The die-hards and the curious walked past a clothing store called Embroidme, past Relaxation Station, past Baldino’s Lock & Key, made a quick left at Veronica’s Bakery & Café and arrived at 6354A, where a sign-in table was out front and a plethora of signs, ribbons, gadgets, music and food was inside.

A two-man band played soft music with a guitar and an organ. Numerous aides and volunteers milled around the room, greeting guests, shaking hands and, for some, simply soaking in the scene.

Take, for example, 15-year-old intern Matthew Keitleman, whose reasons for volunteering for the campaign were simple.

“Well, I thought it would be a great way to get involved in the community and influence the election, and I had nothing else to do this summer,” he said. “It’s a good way to occupy your time, because you’re helping to make the politics in Richmond better by getting a better candidate elected.”

He’s a huge McAuliffe supporter, although “I didn’t even know his name until I got here.”

Fellow South County High School (Lorton) student Monique Sands, 17, recruited him.
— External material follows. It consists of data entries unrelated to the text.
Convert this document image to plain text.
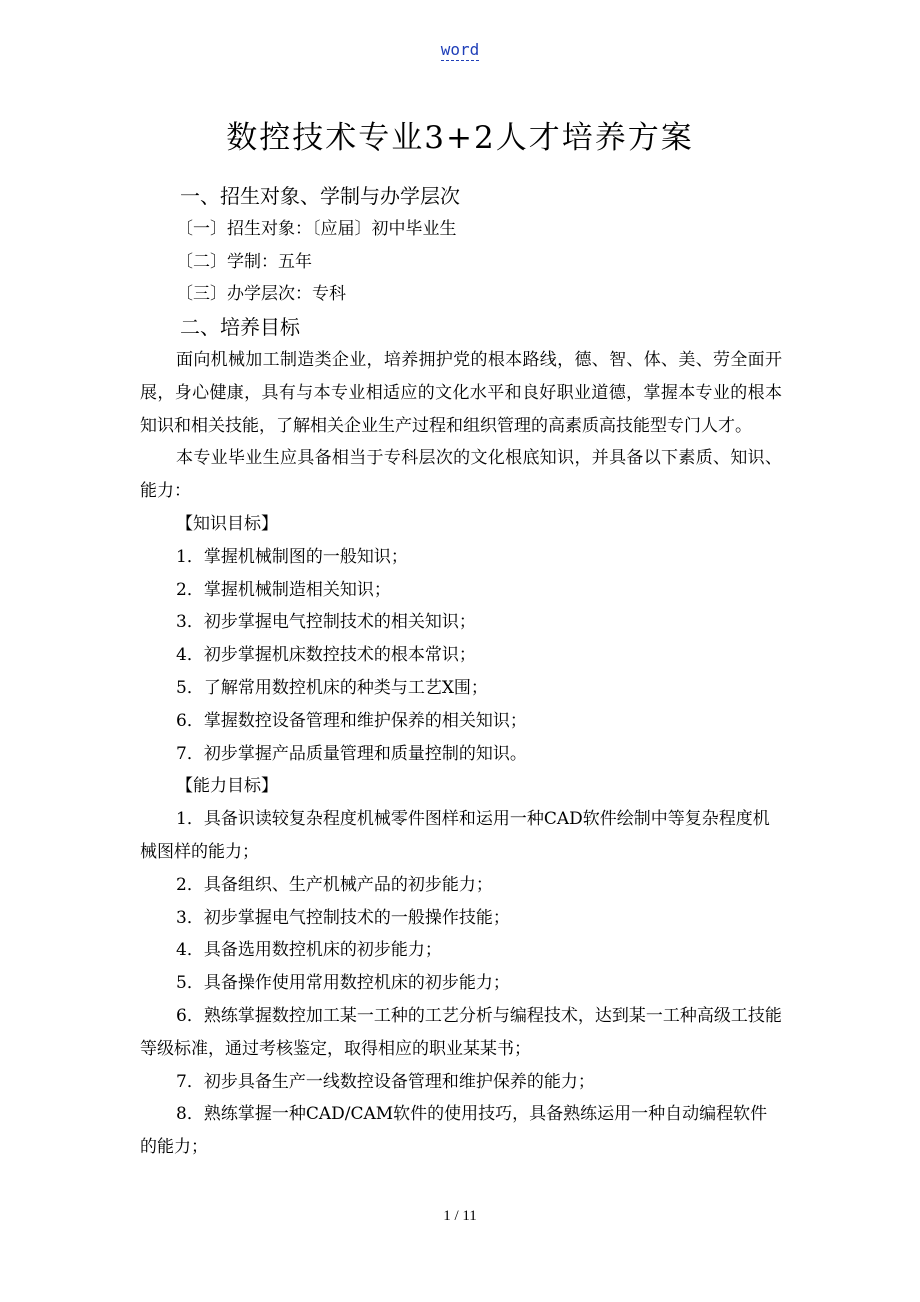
word
数控技术专业3+2人才培养方案
一、招生对象、学制与办学层次
〔一〕招生对象：〔应届〕初中毕业生
〔二〕学制：五年
〔三〕办学层次：专科
二、培养目标

面向机械加工制造类企业，培养拥护党的根本路线，德、智、体、美、劳全面开展，身心健康，具有与本专业相适应的文化水平和良好职业道德，掌握本专业的根本知识和相关技能，了解相关企业生产过程和组织管理的高素质高技能型专门人才。

本专业毕业生应具备相当于专科层次的文化根底知识，并具备以下素质、知识、能力：

【知识目标】
1．掌握机械制图的一般知识；
2．掌握机械制造相关知识；
3．初步掌握电气控制技术的相关知识；
4．初步掌握机床数控技术的根本常识；
5．了解常用数控机床的种类与工艺X围；
6．掌握数控设备管理和维护保养的相关知识；
7．初步掌握产品质量管理和质量控制的知识。
【能力目标】

1．具备识读较复杂程度机械零件图样和运用一种CAD软件绘制中等复杂程度机械图样的能力；

2．具备组织、生产机械产品的初步能力；
3．初步掌握电气控制技术的一般操作技能；
4．具备选用数控机床的初步能力；
5．具备操作使用常用数控机床的初步能力；

6．熟练掌握数控加工某一工种的工艺分析与编程技术，达到某一工种高级工技能等级标准，通过考核鉴定，取得相应的职业某某书；

7．初步具备生产一线数控设备管理和维护保养的能力；

8．熟练掌握一种CAD/CAM软件的使用技巧，具备熟练运用一种自动编程软件的能力；

1 / 11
Her reasons for pitching in were simple: “One day I want to be involved in politics, and I wanted to get involved to get started. And I feel like the Democratic party is the best option for my family and my community.”

As the crowd grew larger, the room became warmer and warmer. But it was nothing like the heat being supplied outside the headquarters, where a guy in an orange suit (“a rich guy’s suit,” he said) was pretending to be McAuliffe.

“Hi! Come on in! I’ll promise you jobs but you’ll never see them!,” he shouted at passing motorists while two companions held signs with the slogans, “Green Tech Is a Wreck,” and “Tax Haven Terry.”

His real name is Brandon Patterson, 23, a volunteer for the Republican Party of Virginia. “Oh, they’ve been looking at us and honking at us and giving us support,” Patterson said with a wry grin before getting back to shouting. Standing beside him, also holding a derisive sign, was Ronald Wilcox, an organizer for the Northern Virginia Tea Party.

He disagreed that his message will be a tough sell in this reliably blue area.

“Well, I mean, I think that the people here don’t want out-of-control government,” Wilcox said. “I think Ken Cuccinelli’s message of lower taxes and limited regulation. Northern Virginia is the center of entrepreneur activity, and suffers greatly under regulatory burdens. So I think that message very much sells up here.”

Back inside, though, the dignitaries began to arrive.

Virginia U.S. Representative Jim Moran of the 8th District was on hand. So was Attorney General candidate Mark Herring. So was lieutenant governor candidate Ralph Northam. So was state delegate Mark Sickles.

And so was, more than likely, a representative from the Cuccinelli campaign, on hand simply to monitor the proceedings.

“With nearly 200 people there? Oh, yeah,” said Bret Wask, a national Democratic strategist. “I’d be shocked if they didn’t have somebody there watching.”

Finally, during a few words from headquarters chief Steve Meyers, Herring and Moran (“What is it, Ken Kookinelli?), the preacher slipped in through a back entrance and joined others on the makeshift stage to giddy applause.

“I am so honored to be here!,” Terry McAuliffe said to screams of approval before mentioning what he called his two running mates and taking a jab at Cuccinelli for distancing himself from the controversial GOP candidate for lieutenant governor, E.W. Jackson.

“We’re together almost every day, and it’s all three of us running together!,” he said. “Folks, we are a ticket. You don’t see too much of that on the other side but we are running as one ticket!”

From there, it was on to transportation and its importance to the region, and on and on and on.

The room suddenly was rocking and raucous with applause, frequently interrupting what basically was a standard McAuliffe stump speech with cheers.

The preacher was in fine form, and he was preaching to the choir.